Scrap ‘socialist’ May Day bank holiday and create ‘Acts of Union Day’ says Telegraph assistant editor
The Telegraph‘s assistant editor has called for the “socialist” May Day bank holiday to be scrapped and an ‘Acts of Union Day’ to be created in its stead.
Philip Johnston noted that the United Kingdom came into being on 1 May and that it should be used as a day to celebrate the Union.
He was responding to calls for the Queen’s Platinum Jubilee to become a yearly bank holiday called ‘Thank Holiday’, which he said was too “sentimental”.
“Why not scrap the socialist May bank holiday, and use the first of May to honour the Acts of Union instead?” Philip Johnston asked.
“What we really need is a National Day. We are one of only two countries in the world that does not have one, the other being Denmark though even they have a Constitution Day.
“Perhaps only states that have been invaded, occupied, colonised or had revolutions have national days, which would explain why we don’t, as none of these have happened to us for centuries.”
He noted that Wales and England only have eight bank holidays, the fewest in Europe, while Scotland has nine and Northern Ireland 10.
“When he was prime minister, Gordon Brown fretted about establishing a British identity and proposed a United Kingdom Day, although nothing ever came of it,” he said.
“Among the suggestions was October 21, Trafalgar Day, but that was ruled out for fear of offending the French.
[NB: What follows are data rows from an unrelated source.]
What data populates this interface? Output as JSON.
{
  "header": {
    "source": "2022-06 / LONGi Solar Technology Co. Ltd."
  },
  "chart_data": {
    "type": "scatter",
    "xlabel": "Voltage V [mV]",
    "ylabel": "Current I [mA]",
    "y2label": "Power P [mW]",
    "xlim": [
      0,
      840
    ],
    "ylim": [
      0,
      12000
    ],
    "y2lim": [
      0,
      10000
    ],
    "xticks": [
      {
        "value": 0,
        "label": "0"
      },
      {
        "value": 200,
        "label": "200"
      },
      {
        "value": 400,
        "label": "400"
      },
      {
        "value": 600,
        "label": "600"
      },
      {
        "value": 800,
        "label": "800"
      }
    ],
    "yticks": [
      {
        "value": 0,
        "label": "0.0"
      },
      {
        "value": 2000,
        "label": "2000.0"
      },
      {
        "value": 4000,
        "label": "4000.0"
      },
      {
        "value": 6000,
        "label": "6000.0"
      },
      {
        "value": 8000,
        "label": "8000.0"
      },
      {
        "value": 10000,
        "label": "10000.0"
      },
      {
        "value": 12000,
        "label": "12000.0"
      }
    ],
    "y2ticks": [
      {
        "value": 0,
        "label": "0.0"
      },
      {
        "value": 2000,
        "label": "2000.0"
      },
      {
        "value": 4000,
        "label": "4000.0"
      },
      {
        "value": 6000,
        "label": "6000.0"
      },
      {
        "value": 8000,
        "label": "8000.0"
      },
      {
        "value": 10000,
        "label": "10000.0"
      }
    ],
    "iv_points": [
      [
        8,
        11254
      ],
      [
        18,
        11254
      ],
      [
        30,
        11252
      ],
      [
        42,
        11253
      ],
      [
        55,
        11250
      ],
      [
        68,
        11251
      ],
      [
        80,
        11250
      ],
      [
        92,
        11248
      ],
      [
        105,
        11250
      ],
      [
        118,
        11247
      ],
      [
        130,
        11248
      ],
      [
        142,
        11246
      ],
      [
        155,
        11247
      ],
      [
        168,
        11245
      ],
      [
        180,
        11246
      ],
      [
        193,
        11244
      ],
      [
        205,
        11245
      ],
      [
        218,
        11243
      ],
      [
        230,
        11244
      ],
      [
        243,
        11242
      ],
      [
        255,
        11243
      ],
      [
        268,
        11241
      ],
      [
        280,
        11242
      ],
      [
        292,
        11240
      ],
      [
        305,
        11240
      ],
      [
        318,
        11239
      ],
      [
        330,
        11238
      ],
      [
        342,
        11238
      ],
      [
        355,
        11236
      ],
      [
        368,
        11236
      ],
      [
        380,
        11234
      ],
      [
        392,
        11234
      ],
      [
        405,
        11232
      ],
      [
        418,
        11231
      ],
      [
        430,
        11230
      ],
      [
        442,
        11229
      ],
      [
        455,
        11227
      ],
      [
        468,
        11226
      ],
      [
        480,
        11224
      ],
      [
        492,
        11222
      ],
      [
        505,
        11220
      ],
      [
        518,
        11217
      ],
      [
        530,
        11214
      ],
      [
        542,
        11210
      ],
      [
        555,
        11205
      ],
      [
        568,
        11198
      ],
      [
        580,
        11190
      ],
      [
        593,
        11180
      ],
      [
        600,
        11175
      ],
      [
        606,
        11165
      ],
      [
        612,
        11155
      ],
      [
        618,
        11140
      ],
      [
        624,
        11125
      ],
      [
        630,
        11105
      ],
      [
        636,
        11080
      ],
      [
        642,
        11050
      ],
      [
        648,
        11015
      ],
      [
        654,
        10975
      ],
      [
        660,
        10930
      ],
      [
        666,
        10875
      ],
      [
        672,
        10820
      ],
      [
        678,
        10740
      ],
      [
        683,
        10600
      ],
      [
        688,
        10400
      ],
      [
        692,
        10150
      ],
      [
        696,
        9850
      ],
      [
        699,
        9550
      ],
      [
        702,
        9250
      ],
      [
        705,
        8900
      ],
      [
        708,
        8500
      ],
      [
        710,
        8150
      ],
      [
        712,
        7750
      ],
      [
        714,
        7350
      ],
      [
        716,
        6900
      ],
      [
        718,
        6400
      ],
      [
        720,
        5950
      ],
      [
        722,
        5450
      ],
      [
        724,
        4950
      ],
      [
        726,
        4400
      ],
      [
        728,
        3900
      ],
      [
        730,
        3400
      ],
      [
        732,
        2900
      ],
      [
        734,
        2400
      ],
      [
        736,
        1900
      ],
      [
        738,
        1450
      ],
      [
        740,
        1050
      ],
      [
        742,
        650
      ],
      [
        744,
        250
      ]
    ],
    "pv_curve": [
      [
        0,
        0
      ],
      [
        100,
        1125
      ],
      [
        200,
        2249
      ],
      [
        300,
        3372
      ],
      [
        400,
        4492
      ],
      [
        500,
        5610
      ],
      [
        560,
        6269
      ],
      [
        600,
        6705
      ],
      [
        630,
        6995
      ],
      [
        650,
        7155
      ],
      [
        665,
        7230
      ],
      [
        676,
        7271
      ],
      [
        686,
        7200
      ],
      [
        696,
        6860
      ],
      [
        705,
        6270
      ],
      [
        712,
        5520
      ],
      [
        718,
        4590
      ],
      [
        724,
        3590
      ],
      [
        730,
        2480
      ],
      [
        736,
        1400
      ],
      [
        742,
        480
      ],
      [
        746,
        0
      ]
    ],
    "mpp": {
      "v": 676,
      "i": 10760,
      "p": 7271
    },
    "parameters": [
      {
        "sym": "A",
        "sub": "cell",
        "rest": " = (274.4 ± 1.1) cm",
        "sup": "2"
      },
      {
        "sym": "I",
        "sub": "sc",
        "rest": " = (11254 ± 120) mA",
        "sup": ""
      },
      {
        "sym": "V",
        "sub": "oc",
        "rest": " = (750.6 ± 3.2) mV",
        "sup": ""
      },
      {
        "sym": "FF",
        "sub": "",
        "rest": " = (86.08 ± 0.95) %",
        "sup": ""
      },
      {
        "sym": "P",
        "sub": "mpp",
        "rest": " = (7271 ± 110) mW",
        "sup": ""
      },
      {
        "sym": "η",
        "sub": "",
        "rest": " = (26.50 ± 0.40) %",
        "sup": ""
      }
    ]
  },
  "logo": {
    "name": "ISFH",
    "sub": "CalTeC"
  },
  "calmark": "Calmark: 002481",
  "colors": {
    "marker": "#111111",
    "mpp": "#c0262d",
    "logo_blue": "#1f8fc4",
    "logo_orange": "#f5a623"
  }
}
Magna Carta could be celebrated as a national event, except it never applied in Scotland and the agreement was made in June, which does not solve the problem of too many spring holidays.
“Why not turn May 1 into a National Day? It was the date in 1707 that the Acts of Union came into force and the United Kingdom of Great Britain came into being. We would just need to move the existing early May holiday from the first Monday back to May Day itself.
“Mr Johnson, when he became Prime Minister, also appointed himself Minister for the Union. He should mark his tenure by creating a UK National Day.”
The move to create a new bank holiday in June comes despite the UK Government rejecting calls for St David’s Day to be made a bank holiday in Wales In response to a petition which had been signed by over 12,000 people.
Responding to the petition, the Department for Business, Energy and Industrial Strategy said: “Although an additional bank holiday may benefit some communities and sectors, the cost to the economy of an additional bank holiday remains considerable.
“The latest analysis estimates the cost for a one-off bank holiday (across the whole of the UK) to be around £2bn.
“The Government regularly receives requests for additional bank and public holidays to celebrate a variety of occasions. However, the current pattern of bank holidays is well established and accepted.”